Kommen wir zurück zum weniger erfogreichen Junggesellen, der bislang noch der Negativauslese zum Opfer gefallen ist. Für ihn ist die Anschaffung neuer Kleidungsstücke – anders als bei den Damen – bestenfalls von der Notwendigkeit bestimmt, Zerschlissenes zu ersetzen. Der Männergeschmack für Eleganz, Schick oder Stil für gepflegte Garderobe ist, je weiter man in den Norden der Republik kommt, weitgehend unterentwickelt und findet spätestens ab dem Ruhrgebiet nordwärts ihre geschmacklose Krönung.
Häufig orientieren sich die Kerle zwischen Leberwurst und Tiefkühlkost an LIDL-Wühltischen, um im Vorbeigehen mit dem Samstageinkauf den Bedarf an 6er-Pack Socken und praktischer „Underwaer“ gleich mit zu erledigen. Was also zeichnet den herkömmlichen deutschen Mann aus. Kleidungsstücke müssen nach seiner festen Überzeugung entweder identisch mit den nur widerwillig entsorgten Klamotten sein, oder zumindest dem Original gleichen. Das gilt für Jeans und Hös‘chen ebenso, wie für Oberhemden, Jacken oder Pullover. Was allerdings Männerunterwäsche angeht, - machen wir uns da nichts vor -, herrscht nach Meinung der meisten Frauen unter der Oberbekleidung der Kerle furchterregende Finsternis.
Rosanna, die Schwarzhaarigste aller meiner ehemaligen potentiellen Liebhaberinnen meinte einst: Weibliche Phantasien würden nicht ausreichen, sich die düsteren Entgleisungen unter den Jeans auch nur annähernd vorzustellen. All die Unterhosen-Chauvinisten und die Kerle mit Hang zur Feinripp-Unterhose der Marke Karl-Heinz, hätten ihrer Meinung nach noch nicht begriffen, dass der Anblick appetitlich verpackter Männlichkeit die Frauenherzen höherschlagen ließen. Schließlich würden sie selbst weder Geld, Aufwand und Mühe scheuen, ihn mit Strapsen, Korsagen und Spitzenhöschen zu beglücken, oder ihm mit verheißungsvollen halterlosen, schwarzen Strümpfen und High-Heels einen Augenschmaus zu bieten.

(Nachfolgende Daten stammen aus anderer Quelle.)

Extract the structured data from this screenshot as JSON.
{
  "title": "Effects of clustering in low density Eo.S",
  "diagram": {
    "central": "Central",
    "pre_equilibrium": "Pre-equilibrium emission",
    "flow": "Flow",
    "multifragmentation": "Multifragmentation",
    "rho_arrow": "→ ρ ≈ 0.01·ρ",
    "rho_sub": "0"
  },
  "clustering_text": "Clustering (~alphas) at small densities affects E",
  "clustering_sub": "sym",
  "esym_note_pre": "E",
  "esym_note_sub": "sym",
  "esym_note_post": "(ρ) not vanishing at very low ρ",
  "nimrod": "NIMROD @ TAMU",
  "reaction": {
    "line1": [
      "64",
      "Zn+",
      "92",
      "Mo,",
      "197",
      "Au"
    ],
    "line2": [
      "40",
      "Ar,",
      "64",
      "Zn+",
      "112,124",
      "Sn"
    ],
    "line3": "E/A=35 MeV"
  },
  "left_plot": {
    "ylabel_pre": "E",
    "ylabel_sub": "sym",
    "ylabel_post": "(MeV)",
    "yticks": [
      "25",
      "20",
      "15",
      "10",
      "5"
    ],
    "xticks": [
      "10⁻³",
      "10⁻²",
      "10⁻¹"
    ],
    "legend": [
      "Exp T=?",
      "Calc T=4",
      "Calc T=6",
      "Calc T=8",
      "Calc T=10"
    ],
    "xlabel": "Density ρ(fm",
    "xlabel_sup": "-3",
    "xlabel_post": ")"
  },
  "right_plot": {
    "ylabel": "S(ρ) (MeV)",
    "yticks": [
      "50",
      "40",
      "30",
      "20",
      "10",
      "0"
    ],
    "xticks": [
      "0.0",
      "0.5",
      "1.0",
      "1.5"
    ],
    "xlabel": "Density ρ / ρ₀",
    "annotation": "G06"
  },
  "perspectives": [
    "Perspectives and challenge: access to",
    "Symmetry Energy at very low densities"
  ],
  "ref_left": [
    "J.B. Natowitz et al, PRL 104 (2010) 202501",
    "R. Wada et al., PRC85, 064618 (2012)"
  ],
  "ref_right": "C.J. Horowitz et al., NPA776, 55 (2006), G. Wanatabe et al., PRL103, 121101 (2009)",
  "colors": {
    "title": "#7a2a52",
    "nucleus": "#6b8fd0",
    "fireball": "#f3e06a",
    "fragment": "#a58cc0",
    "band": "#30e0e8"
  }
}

Ich gebe es zu: Wie es scheint, hat es sich unter uns Männern noch nicht herumgesprochen, dass inzwischen dem richtigen Kerl vom knapp geschnittenen Höschen bis zum sinnlichen Luxustanga alles erlaubt ist. Nun ja, jenseits der sechzig kann man auf einen String bequem verzichten, weil sie bei der Damenwelt ohnehin nichts mehr einbringen. Trotzdem, will man den noch knackig im Saft stehenden Frauen um die vierzig Glauben schenken, haben Männer-Dessous inzwischen wieder Kult-Status erreicht. Doch immer öfter driften meine Geschlechtsgenossen ab in die Damenabteilung, um ihrem Dasein mit "La Perla" und "Aphrodite" eine radikale Erneuerung zu verleihen, aber das soll heute nicht mein Thema sein.
Werfen wir dennoch einen Blick hinüber zur weiblichen Konkurrenz. Beispielsweise sind Samt und Seide, Korsett, BH-Träume aus zarter Spitze und Slip für die Frau von Welt weit mehr als nur Bekleidung - sie sind unter anderem wichtige Wohlfühl- und Selbstwert-Attribute. Dessous mutieren zum Inbegriff von Erotik und Verführung und wir lieben – wenn es der Situation angemessen ist -, auch den Hauch des Verruchten. Selbstredend wollen die Damen dem Mann gefallen, ihn mit Raffinesse aus der Reserve locken, sein Interesse wecken und natürlich Begehrlichkeit erzeugen.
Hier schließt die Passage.